The Association of German Pfandbrief Banks (vdp) recently published that the nominal purchase prices for real estate, which are calculated on the basis of actual transactions, have been rising continuously since the beginning of 2024. Residential property prices increased by 4.2% in the fourth quarter of 2025 compared with the same quarter a year earlier. Office property prices rose by 3.9% and retail property prices by 2.3% in the same period. Aengevelt Immobilien, however, points out that these are nominal price increases, from which the inflationary effect must be excluded, because rent levels have also risen during this period.
For the investment markets, the purchase price factors or the yields are more important.
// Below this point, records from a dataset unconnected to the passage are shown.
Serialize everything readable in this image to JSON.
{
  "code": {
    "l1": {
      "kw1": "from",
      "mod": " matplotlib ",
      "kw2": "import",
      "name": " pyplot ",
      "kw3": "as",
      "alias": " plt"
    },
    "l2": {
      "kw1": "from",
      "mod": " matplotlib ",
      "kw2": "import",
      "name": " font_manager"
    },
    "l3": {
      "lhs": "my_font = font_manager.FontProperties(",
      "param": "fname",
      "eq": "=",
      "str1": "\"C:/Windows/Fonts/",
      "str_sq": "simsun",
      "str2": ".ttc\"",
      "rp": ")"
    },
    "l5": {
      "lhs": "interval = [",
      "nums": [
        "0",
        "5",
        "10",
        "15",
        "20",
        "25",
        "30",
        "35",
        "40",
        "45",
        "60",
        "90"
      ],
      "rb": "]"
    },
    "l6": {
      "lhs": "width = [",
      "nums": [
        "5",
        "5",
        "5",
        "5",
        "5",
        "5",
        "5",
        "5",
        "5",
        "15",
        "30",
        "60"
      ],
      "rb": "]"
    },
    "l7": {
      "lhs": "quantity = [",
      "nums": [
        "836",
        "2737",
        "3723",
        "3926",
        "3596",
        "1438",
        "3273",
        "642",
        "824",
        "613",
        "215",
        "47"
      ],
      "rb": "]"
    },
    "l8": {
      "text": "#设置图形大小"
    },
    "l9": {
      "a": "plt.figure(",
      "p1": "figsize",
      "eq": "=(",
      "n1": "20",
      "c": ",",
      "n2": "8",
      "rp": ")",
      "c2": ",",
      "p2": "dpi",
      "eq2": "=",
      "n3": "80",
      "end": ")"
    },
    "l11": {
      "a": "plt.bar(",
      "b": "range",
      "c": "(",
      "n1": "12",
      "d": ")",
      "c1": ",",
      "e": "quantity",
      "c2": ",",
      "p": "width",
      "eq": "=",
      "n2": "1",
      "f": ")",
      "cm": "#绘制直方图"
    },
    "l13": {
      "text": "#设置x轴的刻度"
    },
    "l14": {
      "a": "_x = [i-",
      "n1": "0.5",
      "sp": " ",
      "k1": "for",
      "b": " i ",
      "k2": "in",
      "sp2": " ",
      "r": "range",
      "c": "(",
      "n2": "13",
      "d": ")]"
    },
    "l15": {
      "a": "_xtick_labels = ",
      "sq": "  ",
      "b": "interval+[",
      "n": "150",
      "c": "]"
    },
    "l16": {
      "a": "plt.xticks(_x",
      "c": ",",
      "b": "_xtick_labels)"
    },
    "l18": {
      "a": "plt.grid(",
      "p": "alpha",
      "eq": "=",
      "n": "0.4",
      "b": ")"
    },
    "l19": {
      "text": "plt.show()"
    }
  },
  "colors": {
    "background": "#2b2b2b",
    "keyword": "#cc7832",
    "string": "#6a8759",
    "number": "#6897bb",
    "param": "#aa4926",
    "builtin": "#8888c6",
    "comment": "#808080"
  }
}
To this end, the broker association DIP – Deutsche Immobilien-Partner, co-founded by Aengevelt, has determined both the market-standard entry factors and the top factors for the asset classes office, commercial buildings, logistics, hypermarkets and residential investments in the 16 German cities of Berlin, Bremen, Dresden, Düsseldorf, Essen, Frankfurt am Main, Freiburg, Hamburg, Hanover, Karlsruhe, Cologne, Leipzig, Magdeburg, Munich, Nuremberg and Stuttgart. Most of the factors were stable. In addition, both positive and negative changes in most cities and asset classes were minor and were in the order of half to full points. Exceptions were the B-city of Nuremberg and the C-city of Freiburg/Breisgau, where more clear positive trends were observed. In addition, the industry/commerce/logistics segment performed comparatively best among the asset classes.
Despite differentiated developments in detail, it can be said that there is a slight downward trend across all locations and asset classes, which in turn means slightly rising yields. The rise in yields on real estate investments corresponds to the fact that yields on ten-year German government bonds also rose over the course of the year, from 2.14% to 2.83%. The interest rate level for mortgage loans with a ten-year fixed interest rate rose accordingly from 3.15% to 3.85%.
The highest yields across all locations are currently offered by the asset classes industry/commerce/logistics and self-service markets/specialist stores/centres, where yields of between 6.0% and 7.5% can be achieved in many locations, and even up to 10.0% in individual cases, followed by office buildings with market yields of 5.5% to 6.5%. For existing apartment buildings (medium equipment), yields are between 4.5% and 7.0%, and for new residential construction it is between 4.0% and 5.0%. With these ranges, however, it should be noted that there are regional outliers downwards and upwards. For 2026, Aengevelt essentially expects a sideways movement both in terms of macroeconomic interest rate levels and in terms of purchase price factors and yields on real estate.
Dr. Wulff Aengevelt, Managing Partner of DIP partner Aengevelt Immobilien: “Our analyses show that there has been extensive stability in terms of the development of purchase prices and yields. However, the regional markets, micro-locations and individual properties offer numerous opportunities and niches that investors with market knowledge can exploit. In principle, there is no longer any reason to postpone transactions – this applies to the buyer side as well as to the seller side, where historical book values may have to be adjusted to current market values.”